Adam John Dibble (born 9 March 1991) is an English former cricketer who played for Somerset County Cricket Club as a right-arm fast-medium bowler. He appeared for Somerset in thirteen matches between 2011 and 2015, but was constantly beset by injury, hampering his progress. He was released by Somerset at the end of the 2015 season, and indicated that he would retire from professional cricket.

==Cricket career==
Adam Dibble was born in Exeter, Devon on 9 March 1991. As a right-arm fast-medium bowler, he played age-group cricket for Devon County Cricket Club before joining Somerset in 2008. During 2009 and 2010, he played for Somerset's second team, alongside club cricket for Sidmouth Cricket Club. His strong performances for the second team led to his senior debut in 2011, during the Clydesdale Bank 40, a one-day competition. He played four matches during that competition, taking five wickets at a bowling average of 34. Later that season he made his first-class debut, appearing in two County Championship matches, during which he took two wickets. He travelled with the Somerset team to compete in the 2011 Champions League Twenty20, where he played against the Warriors in the group stage and the Mumbai Indians in the semi-final. Those were his only senior Twenty20 appearances for Somerset, and he claimed two wickets at an average of 22.
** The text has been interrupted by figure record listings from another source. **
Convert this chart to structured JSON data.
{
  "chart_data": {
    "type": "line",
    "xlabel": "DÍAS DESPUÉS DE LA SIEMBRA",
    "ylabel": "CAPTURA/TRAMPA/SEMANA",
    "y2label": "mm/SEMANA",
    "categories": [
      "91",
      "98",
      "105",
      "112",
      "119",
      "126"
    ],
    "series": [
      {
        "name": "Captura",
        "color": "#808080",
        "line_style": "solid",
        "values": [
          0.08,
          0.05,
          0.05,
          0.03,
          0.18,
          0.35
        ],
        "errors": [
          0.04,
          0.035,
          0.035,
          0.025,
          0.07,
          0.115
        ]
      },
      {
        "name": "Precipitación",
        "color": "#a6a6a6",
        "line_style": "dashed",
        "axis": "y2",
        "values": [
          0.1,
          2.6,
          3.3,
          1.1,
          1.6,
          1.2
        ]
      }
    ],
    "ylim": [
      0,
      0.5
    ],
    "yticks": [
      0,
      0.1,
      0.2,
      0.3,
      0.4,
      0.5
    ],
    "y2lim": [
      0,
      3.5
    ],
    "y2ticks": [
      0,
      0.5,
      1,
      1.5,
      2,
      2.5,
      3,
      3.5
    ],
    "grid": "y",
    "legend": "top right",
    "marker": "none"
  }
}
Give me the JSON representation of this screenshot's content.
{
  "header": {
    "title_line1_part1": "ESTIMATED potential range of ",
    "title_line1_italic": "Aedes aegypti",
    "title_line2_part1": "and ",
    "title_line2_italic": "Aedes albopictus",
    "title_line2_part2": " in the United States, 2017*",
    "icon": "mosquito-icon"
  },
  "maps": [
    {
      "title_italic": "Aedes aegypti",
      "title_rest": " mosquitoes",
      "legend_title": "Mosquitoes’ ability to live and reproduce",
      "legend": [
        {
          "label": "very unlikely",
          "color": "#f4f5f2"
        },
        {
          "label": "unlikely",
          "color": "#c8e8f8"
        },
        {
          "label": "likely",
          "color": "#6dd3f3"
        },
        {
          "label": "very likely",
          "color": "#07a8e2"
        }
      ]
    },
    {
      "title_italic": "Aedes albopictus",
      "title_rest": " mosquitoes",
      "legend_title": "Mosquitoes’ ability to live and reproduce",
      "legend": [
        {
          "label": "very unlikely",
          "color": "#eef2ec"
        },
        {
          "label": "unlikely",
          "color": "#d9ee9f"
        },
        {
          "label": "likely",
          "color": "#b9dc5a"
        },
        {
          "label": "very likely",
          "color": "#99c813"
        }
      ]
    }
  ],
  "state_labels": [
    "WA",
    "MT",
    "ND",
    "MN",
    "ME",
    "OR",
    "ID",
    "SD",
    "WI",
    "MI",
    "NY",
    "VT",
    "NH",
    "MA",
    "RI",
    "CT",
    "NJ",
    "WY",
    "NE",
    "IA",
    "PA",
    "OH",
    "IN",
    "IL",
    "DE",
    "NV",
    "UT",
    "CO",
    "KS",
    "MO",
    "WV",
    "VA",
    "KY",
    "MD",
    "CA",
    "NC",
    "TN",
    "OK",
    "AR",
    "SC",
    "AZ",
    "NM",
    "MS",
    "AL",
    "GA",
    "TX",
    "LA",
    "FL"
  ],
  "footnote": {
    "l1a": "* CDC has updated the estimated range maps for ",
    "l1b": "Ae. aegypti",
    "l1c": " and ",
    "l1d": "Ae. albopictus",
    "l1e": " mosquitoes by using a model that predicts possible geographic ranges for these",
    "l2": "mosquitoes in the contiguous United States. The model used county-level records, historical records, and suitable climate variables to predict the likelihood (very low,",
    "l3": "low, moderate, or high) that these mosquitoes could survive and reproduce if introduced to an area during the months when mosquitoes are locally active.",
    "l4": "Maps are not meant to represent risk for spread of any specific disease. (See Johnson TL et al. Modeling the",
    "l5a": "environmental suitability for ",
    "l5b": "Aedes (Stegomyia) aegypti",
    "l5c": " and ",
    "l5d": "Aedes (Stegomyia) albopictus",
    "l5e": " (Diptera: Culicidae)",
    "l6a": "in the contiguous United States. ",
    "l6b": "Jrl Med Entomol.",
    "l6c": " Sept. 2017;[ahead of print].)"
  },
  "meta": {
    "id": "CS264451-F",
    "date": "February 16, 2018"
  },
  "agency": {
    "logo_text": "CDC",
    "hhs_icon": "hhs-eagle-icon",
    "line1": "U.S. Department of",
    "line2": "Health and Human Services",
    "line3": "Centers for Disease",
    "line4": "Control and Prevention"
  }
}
Dibble made an early season appearance in the County Championship in which he took three wickets against Warwickshire, but suffered a rib injury during the game which ruled him out of the team. A recurring knee injury, tripartite patella, required an operation to repair, which resulted in him missing the rest of the 2012 season. He returned to the team in 2013, playing three one-day matches in which he took six wickets, including his career best bowling of 4 for 52 against Yorkshire. His season was once again curtailed by injury, on this occasion to his hamstring. During 2014 and 2015 he predominantly played for Somerset's second team, although he did appear in the first-class fixture against Durham MCCU at the start of the 2015 season, making his final first-team appearance for Somerset. He was released by Somerset at the end of 2015, and retired from professional cricket to work in the property market.